En un contexto donde los vertidos de petróleo en el mar constituyen una de las principales amenazas para el medio ambiente, la rapidez en la toma de decisiones resulta crucial para minimizar el daño. Una de las estrategias más contundentes es la quema in situ del crudo, que evita la expansión de la mancha hacia áreas costeras y ecosistemas delicados. Sin embargo, esta técnica conlleva un dilema inherente: actuar rápidamente podría generar densas columnas de humo, afectando la calidad del aire, a la vez que minimizar la contaminación atmosférica puede retrasar la acción. Un nuevo estudio publicado en la revista Fuel propone una estrategia innovadora para optimizar este procedimiento, modificando la forma de la llama para crear torbellinos de fuego, lo que podría cambiar la forma en que enfrentamos emergencias ambientales por derrames de hidrocarburos.
La investigación, llevada a cabo por un equipo de científicos, ha trasladado los experimentos de los laboratorios a un escenario real, abordando cómo se forma un «tornado de fuego» controlado. En lugar de las tradicionales llamas verticales, un torbellino surge cuando se genera una entrada de aire rotacional. Esto no solo amplifica la combustión, sino que también ayuda a que el fuego se mantenga de forma más compacta y eficiente.
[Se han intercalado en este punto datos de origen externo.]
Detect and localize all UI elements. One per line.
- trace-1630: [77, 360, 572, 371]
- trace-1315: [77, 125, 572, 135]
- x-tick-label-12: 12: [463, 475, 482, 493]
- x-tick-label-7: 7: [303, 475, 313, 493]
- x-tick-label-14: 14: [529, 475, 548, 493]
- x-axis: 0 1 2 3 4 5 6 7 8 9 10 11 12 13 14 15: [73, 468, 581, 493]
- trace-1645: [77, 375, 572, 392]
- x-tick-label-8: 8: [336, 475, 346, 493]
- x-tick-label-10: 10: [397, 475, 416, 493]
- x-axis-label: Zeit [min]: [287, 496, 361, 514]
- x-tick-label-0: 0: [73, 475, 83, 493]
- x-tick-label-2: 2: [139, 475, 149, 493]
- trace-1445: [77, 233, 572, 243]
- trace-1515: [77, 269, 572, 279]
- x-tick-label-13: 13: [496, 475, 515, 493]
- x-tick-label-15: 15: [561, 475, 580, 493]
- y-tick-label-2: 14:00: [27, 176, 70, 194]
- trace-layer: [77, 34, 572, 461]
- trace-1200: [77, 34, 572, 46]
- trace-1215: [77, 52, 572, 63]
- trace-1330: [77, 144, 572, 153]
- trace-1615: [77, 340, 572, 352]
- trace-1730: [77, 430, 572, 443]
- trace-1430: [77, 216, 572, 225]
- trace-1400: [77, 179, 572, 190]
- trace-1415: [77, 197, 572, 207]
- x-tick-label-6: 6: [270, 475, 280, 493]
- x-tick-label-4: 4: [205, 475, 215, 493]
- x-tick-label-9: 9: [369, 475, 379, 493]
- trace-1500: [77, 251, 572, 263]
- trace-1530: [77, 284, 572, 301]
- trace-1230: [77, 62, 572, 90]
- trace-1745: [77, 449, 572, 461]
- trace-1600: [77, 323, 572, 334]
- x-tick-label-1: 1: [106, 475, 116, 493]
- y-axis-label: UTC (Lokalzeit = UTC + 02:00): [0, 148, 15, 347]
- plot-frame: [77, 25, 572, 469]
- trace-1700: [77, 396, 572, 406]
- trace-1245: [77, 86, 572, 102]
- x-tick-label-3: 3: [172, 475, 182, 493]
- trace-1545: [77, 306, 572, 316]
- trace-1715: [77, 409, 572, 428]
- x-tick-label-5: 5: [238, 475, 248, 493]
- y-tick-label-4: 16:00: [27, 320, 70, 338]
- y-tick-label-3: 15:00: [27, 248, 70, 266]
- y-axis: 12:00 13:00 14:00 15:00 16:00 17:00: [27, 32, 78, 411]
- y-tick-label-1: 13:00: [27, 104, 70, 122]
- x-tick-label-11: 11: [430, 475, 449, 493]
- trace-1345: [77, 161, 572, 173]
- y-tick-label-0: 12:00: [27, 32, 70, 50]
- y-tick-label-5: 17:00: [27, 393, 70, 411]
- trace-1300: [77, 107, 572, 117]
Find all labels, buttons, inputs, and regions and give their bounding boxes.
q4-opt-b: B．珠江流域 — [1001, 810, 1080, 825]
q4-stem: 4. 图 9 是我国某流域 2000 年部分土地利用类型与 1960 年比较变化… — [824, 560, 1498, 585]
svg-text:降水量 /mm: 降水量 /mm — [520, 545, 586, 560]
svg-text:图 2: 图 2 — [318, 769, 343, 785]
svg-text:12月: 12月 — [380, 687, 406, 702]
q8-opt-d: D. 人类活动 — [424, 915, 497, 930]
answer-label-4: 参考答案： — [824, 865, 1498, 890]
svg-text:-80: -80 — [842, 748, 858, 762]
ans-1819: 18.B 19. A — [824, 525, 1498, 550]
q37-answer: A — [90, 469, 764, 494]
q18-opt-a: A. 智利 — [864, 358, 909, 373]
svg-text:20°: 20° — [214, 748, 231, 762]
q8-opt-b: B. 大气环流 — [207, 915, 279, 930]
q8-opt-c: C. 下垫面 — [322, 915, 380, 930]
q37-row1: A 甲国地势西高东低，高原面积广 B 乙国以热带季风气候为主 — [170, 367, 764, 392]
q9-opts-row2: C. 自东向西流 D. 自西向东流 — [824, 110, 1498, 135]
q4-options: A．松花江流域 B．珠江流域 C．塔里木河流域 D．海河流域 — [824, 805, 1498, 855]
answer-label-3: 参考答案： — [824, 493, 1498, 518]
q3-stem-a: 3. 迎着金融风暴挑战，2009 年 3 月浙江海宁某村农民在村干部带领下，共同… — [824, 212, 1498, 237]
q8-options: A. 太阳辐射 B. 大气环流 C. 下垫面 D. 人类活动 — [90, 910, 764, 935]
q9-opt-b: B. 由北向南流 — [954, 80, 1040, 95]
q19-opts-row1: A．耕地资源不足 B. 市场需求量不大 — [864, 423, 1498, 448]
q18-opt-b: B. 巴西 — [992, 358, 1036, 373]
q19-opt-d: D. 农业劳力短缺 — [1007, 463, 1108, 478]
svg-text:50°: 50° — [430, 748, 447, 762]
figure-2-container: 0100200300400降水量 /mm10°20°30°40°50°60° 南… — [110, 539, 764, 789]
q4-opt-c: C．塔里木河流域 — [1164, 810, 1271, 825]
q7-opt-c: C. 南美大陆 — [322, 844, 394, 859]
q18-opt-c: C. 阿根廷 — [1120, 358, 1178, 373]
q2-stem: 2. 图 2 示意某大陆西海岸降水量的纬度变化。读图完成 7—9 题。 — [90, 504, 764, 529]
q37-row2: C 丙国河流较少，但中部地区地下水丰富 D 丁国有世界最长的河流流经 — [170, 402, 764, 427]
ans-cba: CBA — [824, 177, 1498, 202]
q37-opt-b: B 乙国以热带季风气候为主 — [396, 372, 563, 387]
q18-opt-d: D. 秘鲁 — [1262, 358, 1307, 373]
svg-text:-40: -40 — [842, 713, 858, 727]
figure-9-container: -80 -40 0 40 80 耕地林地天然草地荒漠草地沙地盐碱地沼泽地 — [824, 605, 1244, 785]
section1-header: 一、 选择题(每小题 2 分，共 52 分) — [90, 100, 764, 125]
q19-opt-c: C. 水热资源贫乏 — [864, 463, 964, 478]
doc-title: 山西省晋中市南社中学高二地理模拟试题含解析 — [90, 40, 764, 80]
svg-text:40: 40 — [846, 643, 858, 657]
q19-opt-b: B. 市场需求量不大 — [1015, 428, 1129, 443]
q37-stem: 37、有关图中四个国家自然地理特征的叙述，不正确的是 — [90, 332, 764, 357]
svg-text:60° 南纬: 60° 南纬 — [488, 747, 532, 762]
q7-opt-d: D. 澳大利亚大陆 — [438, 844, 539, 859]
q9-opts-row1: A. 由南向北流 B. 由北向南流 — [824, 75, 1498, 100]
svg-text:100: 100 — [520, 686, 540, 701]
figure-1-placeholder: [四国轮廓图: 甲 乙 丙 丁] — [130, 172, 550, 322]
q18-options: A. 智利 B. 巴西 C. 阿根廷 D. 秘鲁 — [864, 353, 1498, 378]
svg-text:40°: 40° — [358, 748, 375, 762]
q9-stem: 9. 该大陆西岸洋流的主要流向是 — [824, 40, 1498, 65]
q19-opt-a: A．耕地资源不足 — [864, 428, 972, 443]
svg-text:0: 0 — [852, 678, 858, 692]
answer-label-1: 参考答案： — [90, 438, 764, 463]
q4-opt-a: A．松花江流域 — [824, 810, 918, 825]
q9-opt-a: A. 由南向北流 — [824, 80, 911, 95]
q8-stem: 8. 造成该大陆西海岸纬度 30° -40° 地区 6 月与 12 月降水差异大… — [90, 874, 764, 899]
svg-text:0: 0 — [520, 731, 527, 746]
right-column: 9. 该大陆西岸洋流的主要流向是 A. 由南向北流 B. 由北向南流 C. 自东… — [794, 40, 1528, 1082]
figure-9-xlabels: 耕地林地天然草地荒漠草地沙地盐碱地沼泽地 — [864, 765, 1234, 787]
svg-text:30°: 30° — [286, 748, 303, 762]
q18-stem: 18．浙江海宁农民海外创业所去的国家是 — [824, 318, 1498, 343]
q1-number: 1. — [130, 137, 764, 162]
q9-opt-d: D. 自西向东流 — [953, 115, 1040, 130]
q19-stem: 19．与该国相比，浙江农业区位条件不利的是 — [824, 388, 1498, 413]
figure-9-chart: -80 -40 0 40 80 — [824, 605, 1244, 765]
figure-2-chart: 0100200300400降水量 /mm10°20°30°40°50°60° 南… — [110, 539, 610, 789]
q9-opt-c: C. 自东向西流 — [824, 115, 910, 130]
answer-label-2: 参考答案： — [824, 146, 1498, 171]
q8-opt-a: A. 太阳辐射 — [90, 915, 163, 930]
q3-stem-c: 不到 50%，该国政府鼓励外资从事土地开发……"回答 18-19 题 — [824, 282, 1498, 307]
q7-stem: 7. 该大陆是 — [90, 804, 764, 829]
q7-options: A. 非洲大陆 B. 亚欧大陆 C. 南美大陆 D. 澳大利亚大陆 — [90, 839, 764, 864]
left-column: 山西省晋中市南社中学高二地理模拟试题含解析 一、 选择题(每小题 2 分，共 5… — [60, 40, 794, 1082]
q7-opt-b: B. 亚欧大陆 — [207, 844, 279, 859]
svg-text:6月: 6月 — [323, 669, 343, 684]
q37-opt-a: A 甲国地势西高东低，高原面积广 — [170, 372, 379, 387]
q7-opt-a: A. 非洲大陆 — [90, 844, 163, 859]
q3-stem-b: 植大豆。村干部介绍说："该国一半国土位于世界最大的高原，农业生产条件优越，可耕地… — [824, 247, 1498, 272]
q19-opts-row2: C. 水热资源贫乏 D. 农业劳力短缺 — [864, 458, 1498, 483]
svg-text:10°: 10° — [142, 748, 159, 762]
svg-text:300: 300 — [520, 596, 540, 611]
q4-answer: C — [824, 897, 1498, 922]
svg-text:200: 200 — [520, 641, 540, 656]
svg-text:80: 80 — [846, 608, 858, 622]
El artículo destaca que, mientras que las pruebas anteriores se realizaron en condiciones controladas, este nuevo enfoque permite evaluar cómo interactúan factores como el viento y la humedad en un entorno natural, proporcionando una visión más clara de cómo puede aplicarse esta novedad en situaciones de crisis.
Los experimentos se realizaron en el Brayton Fire Training Field de Texas A&M, utilizando un diseño ingenioso para simular las condiciones de un vertido. Se utilizó una piscina de agua y un anillo metálico para sostener el crudo, creando el ambiente propicio para generar los torbellinos. Al probar distintas capas de petróleo, los investigadores pudieron observar cómo se comportaba el fuego ante diferentes condiciones. Este enfoque no solo se centró en la eficacia de la quema, sino también en medir aspectos fundamentales como la altura y el ancho de las llamas, el flujo de aire y las emisiones, proporcionando datos que pueden ser fundamentales para futuras estrategias de mitigación.
Los resultados iniciales han sido llamativos. La altura de las llamas generadas por los torbellinos duplicó a la de los incendios convencionales, lo que indica un proceso de combustión más vigoroso. Esto también se traduce en una reducción significativa en el tiempo necesario para quemar el crudo, con incrementos en las tasas de combustión de hasta un 40%. Esta mejora en la eficiencia podría ser crucial, ya que en una situación de emergencia, cada minuto cuenta para prevenir la propagación de la mancha de petróleo.
Sin embargo, la investigación también destaca los desafíos que surgen al aire libre. Factores como el viento y la humedad pueden alterar la estabilidad de los torbellinos, lo que a su vez puede afectar la eficiencia de la combustión. Además, el fenómeno conocido como «boilover» puede complicar la situación al liberar vapor y diluir el oxígeno disponible. Aunque los resultados son prometedores, el estudio deja en claro que aún se requiere un desarrollo adicional para adaptar esta tecnología a las condiciones del mar abierto, lo que abre una puerta a la innovación en la gestión de derrames de petróleo.